Orri, based in central London, is the UK’s first multidisciplinary intensive day clinic for eating disorders not linked to an inpatient service. Treatment takes place through a tailored and “stepped” programme structure, providing everything from full-day support, to evening-only and weekend programmes for those with daytime commitments such as work or college. This type of treatment, whilst popular and proven on the continent and in the US, is relatively rare in the UK.

Patients undergoing treatment at clinics such as Orri will receive a tailored programme of individualised, group and family therapy delivered by a multidisciplinary team consisting of psychiatrists, psychotherapists, psychologists, occupational therapists, and dieticians.

Treatment plans are flexible in intensity and duration. They can include body-based therapy such as yoga and meditation, individual dietary advice, individual psychiatry sessions, psychotherapy and psychological input, active care therapy and occupational therapy input (such as practical cooking lessons and sessions on eating out), and group sessions on everything from menu planning to sexual health and intimacy.

Treatment is designed to fit around a patient’s needs as they return to their lives without an eating disorder - preventing expensive and long-stay inpatient hospitalisation and the high likelihood of readmission.

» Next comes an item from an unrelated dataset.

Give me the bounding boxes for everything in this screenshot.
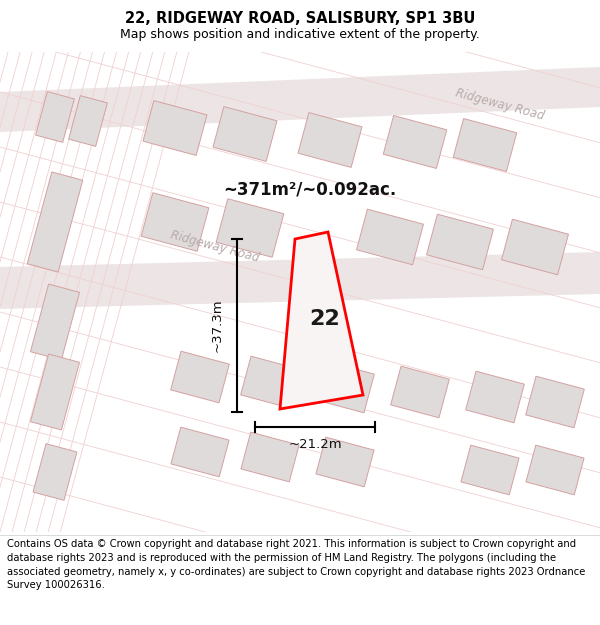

The stepped care approach can also contribute to helping carers feel more empowered as they can take a more active role in the person's recovery, with education and peer support offered to address the significant impact that eating disorders can have on family dynamics.

This is a stark and much-needed alternative to hospitalisation.

The launch of clinics such as Orri signals an important shift on current provision for the early intervention and longer-term management of eating disorders.

Orri is currently applying to participate in clinical trials to determine the clinical and cost effectiveness of an intensive “stepping into day treatment” approach versus in patient treatment “as usual” for eating disorders.

It is hoped that the findings of such trials will support advice to government to facilitate scaling of the early intensive, multidisciplinary day treatment model across the NHS, potentially opening the door to large-scale, long-term and well-overdue disruption of the treatment landscape.